In Libya, the Eastern Tripoli government has exported its first cargo of crude oil ever since the country was divided into two independently governed regions in late 2014.
The vessel Distya Ameya, was laden with 650,000 BO produced from the Messla and Sarir oil fields at Hariga port, Omran al-Zwai in the east and was bought by UAE- based DSA Consultancy FZC, en route to Malta.
The National Oil Company (NOC) in the West had said that the shipment was illegal and had reported the attempt to export oil independently to Libya’s UN-backed unity government.
Libya has been divided into two rival administrations in the east and west ever since the 2011 uprising that toppled Mohammed Gaddafi.
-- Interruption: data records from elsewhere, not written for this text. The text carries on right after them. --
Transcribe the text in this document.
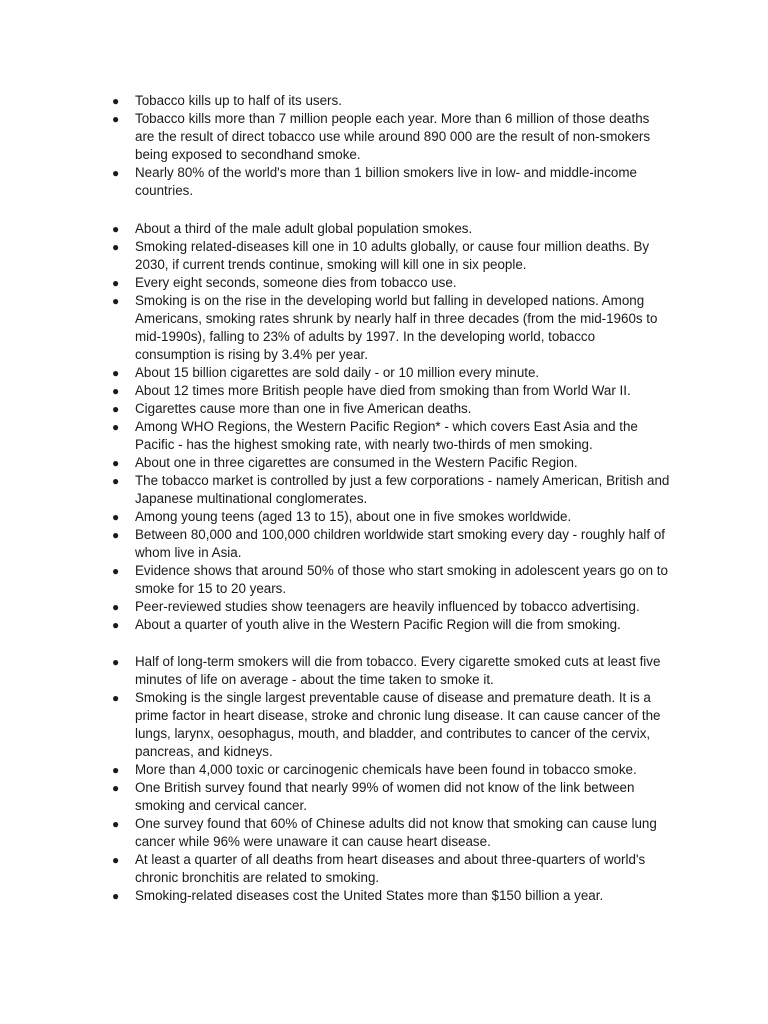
●	Tobacco kills up to half of its users.
●	Tobacco kills more than 7 million people each year. More than 6 million of those deaths are the result of direct tobacco use while around 890 000 are the result of non-smokers being exposed to secondhand smoke.
●	Nearly 80% of the world's more than 1 billion smokers live in low- and middle-income countries.
●	About a third of the male adult global population smokes.
●	Smoking related-diseases kill one in 10 adults globally, or cause four million deaths. By 2030, if current trends continue, smoking will kill one in six people.
●	Every eight seconds, someone dies from tobacco use.
●	Smoking is on the rise in the developing world but falling in developed nations. Among Americans, smoking rates shrunk by nearly half in three decades (from the mid-1960s to mid-1990s), falling to 23% of adults by 1997. In the developing world, tobacco consumption is rising by 3.4% per year.
●	About 15 billion cigarettes are sold daily - or 10 million every minute.
●	About 12 times more British people have died from smoking than from World War II.
●	Cigarettes cause more than one in five American deaths.
●	Among WHO Regions, the Western Pacific Region* - which covers East Asia and the Pacific - has the highest smoking rate, with nearly two-thirds of men smoking.
●	About one in three cigarettes are consumed in the Western Pacific Region.
●	The tobacco market is controlled by just a few corporations - namely American, British and Japanese multinational conglomerates.
●	Among young teens (aged 13 to 15), about one in five smokes worldwide.
●	Between 80,000 and 100,000 children worldwide start smoking every day - roughly half of whom live in Asia.
●	Evidence shows that around 50% of those who start smoking in adolescent years go on to smoke for 15 to 20 years.
●	Peer-reviewed studies show teenagers are heavily influenced by tobacco advertising.
●	About a quarter of youth alive in the Western Pacific Region will die from smoking.
●	Half of long-term smokers will die from tobacco. Every cigarette smoked cuts at least five minutes of life on average - about the time taken to smoke it.
●	Smoking is the single largest preventable cause of disease and premature death. It is a prime factor in heart disease, stroke and chronic lung disease. It can cause cancer of the lungs, larynx, oesophagus, mouth, and bladder, and contributes to cancer of the cervix, pancreas, and kidneys.
●	More than 4,000 toxic or carcinogenic chemicals have been found in tobacco smoke.
●	One British survey found that nearly 99% of women did not know of the link between smoking and cervical cancer.
●	One survey found that 60% of Chinese adults did not know that smoking can cause lung cancer while 96% were unaware it can cause heart disease.
●	At least a quarter of all deaths from heart diseases and about three-quarters of world's chronic bronchitis are related to smoking.
●	Smoking-related diseases cost the United States more than $150 billion a year.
The country's oil production has decreased due to the rivalry between armed factions, attacks by Islamic State militants and labour disputes.
Production has reduced to below a quarter of the 1.6 million bpd being produced before the revolt.
The Western NOC in Tripoli is acknowledged by oil companies like Glencore Plc and Vitol Group as Libya’s official crude marketer and has frequently cautioned buyers against loading illegal cargoes of oil from the NOC administration in the east.
Meanwhile Libya's eastern government’s efforts to sell oil via a parallel oil company have been in vain, and have been severely attacked by the NOC in Tripoli, Times of Malta reports.